Torn in Queenstown
(Posted from New Zealand)
Queenstown is like dozens of other youth-tourist-oriented towns sprinkled around the world; Magnets for young travelers looking for adventure and stories to tell. Cutesy pedestrian walkways, 2nd-story pubs full of young guys from all over the world looking for quick hook-ups: Young women letting themselves be objects and pretending they’re in control.
It reminds me of Torremolinos in Spain, Arlie Beach in Australia, the backpacker part of Cuzco in Peru, or Aspen in Colorado (never been there but I saw it in “Dumb & Dumber”). Also like Pucón in Chile, except not many internationals go there.

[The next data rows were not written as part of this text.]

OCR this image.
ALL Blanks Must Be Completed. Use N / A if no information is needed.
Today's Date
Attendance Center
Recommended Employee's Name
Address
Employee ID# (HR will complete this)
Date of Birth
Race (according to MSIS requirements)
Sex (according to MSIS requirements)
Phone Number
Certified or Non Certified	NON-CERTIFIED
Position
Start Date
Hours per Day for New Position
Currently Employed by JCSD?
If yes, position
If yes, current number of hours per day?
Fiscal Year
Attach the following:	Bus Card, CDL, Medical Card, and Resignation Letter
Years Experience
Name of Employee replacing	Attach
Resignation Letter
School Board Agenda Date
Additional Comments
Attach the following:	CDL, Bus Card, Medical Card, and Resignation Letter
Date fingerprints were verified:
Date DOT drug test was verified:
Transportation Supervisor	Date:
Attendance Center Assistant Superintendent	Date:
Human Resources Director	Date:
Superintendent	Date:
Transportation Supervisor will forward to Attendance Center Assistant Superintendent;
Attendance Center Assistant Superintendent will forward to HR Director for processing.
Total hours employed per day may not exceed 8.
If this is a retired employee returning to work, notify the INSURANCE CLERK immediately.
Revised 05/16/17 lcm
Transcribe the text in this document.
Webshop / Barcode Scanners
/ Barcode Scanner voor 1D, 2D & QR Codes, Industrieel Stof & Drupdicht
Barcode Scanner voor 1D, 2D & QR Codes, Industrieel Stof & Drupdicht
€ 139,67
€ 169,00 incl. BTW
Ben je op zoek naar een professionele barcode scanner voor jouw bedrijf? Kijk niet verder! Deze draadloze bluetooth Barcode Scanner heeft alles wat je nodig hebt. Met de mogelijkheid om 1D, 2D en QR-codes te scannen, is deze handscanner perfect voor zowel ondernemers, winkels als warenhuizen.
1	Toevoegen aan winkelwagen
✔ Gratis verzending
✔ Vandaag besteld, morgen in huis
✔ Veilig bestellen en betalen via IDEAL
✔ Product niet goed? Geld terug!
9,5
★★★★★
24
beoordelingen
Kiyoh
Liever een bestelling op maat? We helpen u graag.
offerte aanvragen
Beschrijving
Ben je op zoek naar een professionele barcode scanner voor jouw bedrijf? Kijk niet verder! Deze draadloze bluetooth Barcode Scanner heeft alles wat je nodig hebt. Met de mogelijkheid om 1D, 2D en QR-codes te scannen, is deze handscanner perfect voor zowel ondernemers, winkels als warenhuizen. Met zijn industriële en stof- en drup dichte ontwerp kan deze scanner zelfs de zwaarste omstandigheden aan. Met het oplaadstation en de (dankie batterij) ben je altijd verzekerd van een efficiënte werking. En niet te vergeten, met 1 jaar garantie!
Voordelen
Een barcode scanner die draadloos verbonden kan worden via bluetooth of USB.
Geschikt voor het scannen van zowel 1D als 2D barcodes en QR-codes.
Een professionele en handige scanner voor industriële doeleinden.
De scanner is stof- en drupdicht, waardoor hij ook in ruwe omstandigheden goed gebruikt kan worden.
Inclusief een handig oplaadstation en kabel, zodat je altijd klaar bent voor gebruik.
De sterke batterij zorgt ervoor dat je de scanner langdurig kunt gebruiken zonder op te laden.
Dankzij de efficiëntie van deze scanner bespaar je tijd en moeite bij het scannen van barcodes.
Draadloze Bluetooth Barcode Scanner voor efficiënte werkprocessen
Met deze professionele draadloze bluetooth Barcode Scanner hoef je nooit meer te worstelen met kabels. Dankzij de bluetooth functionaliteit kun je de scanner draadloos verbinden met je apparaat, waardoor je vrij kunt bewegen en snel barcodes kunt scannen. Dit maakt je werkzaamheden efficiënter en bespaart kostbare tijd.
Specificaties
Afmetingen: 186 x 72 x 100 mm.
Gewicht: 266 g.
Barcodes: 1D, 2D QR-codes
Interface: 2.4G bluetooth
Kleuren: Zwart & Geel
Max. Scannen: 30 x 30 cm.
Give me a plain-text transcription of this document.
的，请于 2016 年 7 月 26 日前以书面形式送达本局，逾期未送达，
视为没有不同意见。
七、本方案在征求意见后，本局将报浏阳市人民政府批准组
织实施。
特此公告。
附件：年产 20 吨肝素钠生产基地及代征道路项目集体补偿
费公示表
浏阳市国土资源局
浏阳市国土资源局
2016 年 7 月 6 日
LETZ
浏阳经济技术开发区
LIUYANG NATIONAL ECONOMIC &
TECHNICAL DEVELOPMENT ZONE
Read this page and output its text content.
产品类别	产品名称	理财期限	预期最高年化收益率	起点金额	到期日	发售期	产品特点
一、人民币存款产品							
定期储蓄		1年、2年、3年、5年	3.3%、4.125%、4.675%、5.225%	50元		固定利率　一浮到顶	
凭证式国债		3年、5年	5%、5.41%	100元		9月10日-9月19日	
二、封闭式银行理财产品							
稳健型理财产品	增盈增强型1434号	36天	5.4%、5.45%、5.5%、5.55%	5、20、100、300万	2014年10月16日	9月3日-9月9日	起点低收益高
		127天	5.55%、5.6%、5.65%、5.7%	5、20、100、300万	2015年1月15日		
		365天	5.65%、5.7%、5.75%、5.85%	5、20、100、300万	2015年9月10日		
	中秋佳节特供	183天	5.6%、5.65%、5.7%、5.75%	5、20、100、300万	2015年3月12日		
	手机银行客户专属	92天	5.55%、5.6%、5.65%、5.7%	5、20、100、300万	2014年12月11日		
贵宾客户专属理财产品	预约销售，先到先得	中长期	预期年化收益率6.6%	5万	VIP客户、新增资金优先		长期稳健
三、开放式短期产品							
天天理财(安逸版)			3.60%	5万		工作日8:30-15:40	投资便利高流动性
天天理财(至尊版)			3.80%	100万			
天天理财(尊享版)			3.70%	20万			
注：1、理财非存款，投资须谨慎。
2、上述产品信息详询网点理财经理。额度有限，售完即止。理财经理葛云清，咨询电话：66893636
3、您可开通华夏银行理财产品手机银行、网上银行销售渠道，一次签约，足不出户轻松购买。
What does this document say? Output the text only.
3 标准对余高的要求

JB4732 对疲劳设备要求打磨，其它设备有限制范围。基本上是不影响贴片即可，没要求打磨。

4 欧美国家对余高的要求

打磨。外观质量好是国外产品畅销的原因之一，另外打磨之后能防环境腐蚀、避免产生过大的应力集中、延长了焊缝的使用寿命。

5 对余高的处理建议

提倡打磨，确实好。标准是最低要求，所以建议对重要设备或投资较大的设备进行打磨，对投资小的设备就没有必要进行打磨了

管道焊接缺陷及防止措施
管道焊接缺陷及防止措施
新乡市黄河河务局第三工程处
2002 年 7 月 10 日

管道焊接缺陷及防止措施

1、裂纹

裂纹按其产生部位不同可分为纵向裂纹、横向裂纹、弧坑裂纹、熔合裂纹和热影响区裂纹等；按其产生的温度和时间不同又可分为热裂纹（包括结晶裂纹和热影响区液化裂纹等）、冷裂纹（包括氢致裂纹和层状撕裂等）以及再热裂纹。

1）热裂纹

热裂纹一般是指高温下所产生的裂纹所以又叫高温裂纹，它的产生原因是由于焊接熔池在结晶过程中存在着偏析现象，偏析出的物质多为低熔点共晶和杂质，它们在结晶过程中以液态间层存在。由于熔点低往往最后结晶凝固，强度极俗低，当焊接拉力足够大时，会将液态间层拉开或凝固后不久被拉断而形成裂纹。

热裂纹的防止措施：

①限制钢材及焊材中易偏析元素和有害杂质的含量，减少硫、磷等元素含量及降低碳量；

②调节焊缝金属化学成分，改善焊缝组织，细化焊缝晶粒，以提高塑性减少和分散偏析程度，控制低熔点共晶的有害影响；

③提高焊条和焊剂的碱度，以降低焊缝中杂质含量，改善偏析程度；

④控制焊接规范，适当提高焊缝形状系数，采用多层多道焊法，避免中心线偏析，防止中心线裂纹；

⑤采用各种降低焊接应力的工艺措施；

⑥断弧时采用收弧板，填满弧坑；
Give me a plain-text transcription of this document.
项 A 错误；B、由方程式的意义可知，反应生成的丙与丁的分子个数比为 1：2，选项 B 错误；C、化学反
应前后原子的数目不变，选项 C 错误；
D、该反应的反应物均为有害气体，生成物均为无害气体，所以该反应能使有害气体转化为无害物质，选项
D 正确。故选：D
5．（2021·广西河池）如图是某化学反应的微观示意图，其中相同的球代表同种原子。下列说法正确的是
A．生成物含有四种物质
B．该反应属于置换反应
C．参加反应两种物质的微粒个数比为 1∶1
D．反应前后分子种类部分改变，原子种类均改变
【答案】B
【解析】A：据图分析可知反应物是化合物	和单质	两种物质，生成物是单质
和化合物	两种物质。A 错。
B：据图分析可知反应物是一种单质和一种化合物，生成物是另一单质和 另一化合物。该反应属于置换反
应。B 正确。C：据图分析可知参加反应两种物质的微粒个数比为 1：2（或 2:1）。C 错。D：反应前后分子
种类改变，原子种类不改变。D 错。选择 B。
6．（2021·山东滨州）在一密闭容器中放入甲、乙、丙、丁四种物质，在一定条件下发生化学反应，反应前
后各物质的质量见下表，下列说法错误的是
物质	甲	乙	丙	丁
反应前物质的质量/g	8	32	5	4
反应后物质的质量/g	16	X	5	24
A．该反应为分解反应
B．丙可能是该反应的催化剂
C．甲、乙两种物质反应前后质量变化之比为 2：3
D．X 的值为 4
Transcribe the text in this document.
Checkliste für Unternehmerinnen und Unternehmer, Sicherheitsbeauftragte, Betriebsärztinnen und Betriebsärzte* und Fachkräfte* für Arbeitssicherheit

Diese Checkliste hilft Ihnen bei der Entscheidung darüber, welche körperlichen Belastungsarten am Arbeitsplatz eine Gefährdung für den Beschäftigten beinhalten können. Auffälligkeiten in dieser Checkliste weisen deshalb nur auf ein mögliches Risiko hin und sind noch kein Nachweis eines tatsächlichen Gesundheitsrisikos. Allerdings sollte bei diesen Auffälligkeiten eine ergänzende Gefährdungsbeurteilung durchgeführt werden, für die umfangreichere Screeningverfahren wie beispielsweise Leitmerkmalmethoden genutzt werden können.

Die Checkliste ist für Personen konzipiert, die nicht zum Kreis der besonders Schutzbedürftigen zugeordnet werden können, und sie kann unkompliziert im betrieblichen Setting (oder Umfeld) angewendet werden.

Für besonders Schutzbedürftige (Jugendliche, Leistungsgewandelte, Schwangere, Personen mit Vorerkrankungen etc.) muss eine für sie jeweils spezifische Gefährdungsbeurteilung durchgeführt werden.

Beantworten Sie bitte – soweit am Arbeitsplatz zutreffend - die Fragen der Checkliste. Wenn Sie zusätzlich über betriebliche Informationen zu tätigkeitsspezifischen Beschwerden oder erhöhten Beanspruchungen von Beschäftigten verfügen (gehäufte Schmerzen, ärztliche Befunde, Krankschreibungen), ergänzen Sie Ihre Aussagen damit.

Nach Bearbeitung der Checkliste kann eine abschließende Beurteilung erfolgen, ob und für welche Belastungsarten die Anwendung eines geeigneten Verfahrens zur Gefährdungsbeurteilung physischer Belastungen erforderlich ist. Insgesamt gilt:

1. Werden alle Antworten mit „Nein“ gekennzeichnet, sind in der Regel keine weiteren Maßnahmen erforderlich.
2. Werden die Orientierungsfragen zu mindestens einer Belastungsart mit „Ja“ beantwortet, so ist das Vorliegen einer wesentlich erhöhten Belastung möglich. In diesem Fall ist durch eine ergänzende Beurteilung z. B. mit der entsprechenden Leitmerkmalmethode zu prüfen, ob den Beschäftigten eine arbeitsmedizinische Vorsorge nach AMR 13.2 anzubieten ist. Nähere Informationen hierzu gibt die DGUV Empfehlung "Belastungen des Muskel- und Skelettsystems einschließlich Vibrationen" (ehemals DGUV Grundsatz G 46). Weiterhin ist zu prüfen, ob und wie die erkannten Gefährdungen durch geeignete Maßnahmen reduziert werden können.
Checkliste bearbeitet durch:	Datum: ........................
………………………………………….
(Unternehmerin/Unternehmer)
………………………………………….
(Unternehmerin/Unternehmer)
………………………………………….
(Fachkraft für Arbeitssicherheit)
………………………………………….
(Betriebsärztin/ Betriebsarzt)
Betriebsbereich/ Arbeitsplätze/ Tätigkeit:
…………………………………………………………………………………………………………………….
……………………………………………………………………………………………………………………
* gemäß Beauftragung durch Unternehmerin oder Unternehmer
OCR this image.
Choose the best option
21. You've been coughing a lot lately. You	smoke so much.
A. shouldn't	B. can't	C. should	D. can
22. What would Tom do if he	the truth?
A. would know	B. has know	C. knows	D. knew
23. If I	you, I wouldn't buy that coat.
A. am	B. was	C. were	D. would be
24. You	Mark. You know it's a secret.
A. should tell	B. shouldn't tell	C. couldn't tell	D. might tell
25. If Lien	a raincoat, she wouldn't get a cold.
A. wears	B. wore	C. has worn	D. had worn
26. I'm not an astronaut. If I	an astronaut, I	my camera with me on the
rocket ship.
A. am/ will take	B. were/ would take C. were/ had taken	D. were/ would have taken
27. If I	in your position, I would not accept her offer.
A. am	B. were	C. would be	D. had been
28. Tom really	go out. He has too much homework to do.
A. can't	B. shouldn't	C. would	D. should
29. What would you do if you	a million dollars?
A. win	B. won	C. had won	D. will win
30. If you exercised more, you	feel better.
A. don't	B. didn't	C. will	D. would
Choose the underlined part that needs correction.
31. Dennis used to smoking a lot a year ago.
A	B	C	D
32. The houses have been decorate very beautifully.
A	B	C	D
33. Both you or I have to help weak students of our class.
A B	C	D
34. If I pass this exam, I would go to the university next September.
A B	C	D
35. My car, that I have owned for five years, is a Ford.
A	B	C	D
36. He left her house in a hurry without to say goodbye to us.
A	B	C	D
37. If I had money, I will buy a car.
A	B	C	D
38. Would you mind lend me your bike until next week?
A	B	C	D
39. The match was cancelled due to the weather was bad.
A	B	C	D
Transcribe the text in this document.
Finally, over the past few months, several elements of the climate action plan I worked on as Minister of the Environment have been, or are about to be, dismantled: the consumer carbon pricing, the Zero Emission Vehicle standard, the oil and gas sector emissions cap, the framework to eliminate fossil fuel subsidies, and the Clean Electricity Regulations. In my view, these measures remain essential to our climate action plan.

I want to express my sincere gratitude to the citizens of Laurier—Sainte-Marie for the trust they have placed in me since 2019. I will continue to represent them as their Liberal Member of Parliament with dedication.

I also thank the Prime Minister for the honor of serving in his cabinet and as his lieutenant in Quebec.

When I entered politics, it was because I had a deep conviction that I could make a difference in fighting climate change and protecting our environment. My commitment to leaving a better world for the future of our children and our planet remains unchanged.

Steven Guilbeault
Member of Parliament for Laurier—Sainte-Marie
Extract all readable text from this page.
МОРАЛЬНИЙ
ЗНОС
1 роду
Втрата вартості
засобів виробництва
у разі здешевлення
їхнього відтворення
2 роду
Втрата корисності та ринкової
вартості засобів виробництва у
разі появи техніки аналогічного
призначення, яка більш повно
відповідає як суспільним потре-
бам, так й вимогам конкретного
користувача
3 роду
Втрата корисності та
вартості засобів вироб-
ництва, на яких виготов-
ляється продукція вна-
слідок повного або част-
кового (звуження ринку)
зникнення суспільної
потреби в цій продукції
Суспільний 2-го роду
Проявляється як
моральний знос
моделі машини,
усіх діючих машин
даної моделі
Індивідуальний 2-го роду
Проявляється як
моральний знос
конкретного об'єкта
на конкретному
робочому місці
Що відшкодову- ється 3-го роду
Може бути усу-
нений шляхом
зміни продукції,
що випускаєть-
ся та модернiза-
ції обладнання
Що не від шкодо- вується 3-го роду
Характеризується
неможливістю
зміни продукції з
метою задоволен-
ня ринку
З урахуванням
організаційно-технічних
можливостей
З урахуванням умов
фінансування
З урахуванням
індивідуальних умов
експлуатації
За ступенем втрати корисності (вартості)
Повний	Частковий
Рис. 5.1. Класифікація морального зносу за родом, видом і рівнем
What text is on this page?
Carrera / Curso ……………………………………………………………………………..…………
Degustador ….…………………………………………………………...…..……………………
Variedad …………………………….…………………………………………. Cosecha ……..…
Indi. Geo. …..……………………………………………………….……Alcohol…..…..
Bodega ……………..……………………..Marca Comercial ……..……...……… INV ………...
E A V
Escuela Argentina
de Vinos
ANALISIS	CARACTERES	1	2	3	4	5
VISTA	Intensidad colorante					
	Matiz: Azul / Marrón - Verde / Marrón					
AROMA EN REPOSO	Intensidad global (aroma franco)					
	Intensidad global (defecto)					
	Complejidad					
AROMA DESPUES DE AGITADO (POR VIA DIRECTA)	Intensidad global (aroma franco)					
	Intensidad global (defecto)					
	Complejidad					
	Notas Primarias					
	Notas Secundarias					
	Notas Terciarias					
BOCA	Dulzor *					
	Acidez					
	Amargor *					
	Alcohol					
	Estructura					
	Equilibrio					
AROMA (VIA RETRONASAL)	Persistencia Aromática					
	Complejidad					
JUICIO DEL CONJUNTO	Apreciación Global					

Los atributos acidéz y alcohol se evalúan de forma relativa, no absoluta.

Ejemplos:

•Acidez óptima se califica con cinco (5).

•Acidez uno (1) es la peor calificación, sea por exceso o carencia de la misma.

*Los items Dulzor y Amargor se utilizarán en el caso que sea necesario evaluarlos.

Queenstown markets itself as, “The Adventure Capital of the World.” Pretty heady stuff for a small alpine city of 18,000 on the South Island of New Zealand. I grew up in a small town in Michigan. I suppose it could have been marketed as “The Capital of Little Towns Near Where I-94 Intersects US 127.” That would have brought in those sophisticated Chicago tourists!
But we didn’t have any slogan. Or tourists. Or stories to tell.
Yvonne and I stick out here like chaperons at a 7th-grade dance. We take the walk around the peninsula while the youth take the jet boat to Shotover River, and bungee jump off bridges, and hang-glide and para-glide, and take the helicopter over the Remarkables (the nearby mountains.) And they mountain bike, and rock climb, and drink all night, and Yvonne and I take another walk and hold hands. And they go white-water-rafting, and river-boarding, and on the gravity sling, and take the gondolas up the mountains, and Yvonne and I sit on our balcony and make another pot of tea.
I wish I could put up a sign, “Want to Talk?” with a couple of chairs on the sidewalk. And Yvonne and I could speak of the Ancient of Days for a few minutes with these sophisticated 7th-graders who are suckers for a slogan and hungry for intimacy but being torn to pieces in their frenzied search. Torn to pieces.